Mixed-signal implementation of feedback-control optimizer for single-layer Spiking Neural Networks

TL;DR

This paper demonstrates a mixed-signal neuromorphic processor implementing feedback-control optimizers for on-chip training of single-layer spiking neural networks, achieving performance comparable to simulations and gradient methods.

Contribution

It presents the first proof-of-concept hardware implementation of feedback-control optimizers for neuromorphic systems, enabling on-chip learning under realistic mixed-signal constraints.

Findings

On-chip training matches simulation and baseline performance.

Feedback-control optimizers are feasible in mixed-signal neuromorphic hardware.

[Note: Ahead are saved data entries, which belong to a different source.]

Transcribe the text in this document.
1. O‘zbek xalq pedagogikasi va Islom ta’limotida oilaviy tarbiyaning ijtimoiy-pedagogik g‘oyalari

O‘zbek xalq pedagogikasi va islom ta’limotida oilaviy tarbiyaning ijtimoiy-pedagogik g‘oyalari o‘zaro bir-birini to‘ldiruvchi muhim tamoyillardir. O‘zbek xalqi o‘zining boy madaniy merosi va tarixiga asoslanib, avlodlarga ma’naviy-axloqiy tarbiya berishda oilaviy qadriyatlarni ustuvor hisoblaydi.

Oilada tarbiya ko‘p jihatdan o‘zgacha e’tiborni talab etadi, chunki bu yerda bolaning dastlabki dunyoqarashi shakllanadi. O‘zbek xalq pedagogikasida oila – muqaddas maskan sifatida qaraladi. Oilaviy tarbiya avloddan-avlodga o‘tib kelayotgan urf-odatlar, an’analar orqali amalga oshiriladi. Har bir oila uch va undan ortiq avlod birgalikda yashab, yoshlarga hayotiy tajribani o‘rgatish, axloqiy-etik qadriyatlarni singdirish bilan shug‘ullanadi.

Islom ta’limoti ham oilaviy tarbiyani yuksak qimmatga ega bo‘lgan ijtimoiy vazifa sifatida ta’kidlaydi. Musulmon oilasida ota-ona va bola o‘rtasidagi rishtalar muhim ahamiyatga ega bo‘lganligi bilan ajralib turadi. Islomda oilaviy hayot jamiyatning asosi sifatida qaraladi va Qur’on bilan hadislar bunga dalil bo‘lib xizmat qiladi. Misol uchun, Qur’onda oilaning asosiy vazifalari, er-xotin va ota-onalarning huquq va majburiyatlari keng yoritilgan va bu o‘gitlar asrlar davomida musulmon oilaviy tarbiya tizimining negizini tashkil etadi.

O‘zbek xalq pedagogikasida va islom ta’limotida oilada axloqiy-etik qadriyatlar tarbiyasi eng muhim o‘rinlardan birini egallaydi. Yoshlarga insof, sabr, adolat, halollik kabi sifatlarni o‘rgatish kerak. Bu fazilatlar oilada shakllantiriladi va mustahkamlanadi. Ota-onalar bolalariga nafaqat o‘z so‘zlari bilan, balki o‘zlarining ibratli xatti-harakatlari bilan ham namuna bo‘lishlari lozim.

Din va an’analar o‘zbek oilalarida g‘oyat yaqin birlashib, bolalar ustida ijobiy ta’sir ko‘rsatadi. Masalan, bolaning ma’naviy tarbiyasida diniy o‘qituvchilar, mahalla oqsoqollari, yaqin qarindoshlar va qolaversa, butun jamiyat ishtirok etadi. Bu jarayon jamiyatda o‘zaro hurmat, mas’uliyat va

The approach supports autonomous, adaptive learning in neuromorphic devices.

Abstract

On-chip learning is key to scalable and adaptive neuromorphic systems, yet existing training methods are either difficult to implement in hardware or overly restrictive. However, recent studies show that feedback-control optimizers can enable expressive, on-chip training of neuromorphic devices. In this work, we present a proof-of-concept implementation of such feedback-control optimizers on a mixed-signal neuromorphic processor. We assess the proposed approach in an In-The-Loop(ITL) training setup on both a binary classification task and the nonlinear Yin-Yang problem, demonstrating on-chip training that matches the performance of numerical simulations and gradient-based baselines. Our results highlight the feasibility of feedback-driven, online learning under realistic mixed-signal constraints, and represent a co-design approach toward embedding such rules directly in silicon for autonomous and adaptive neuromorphic computing.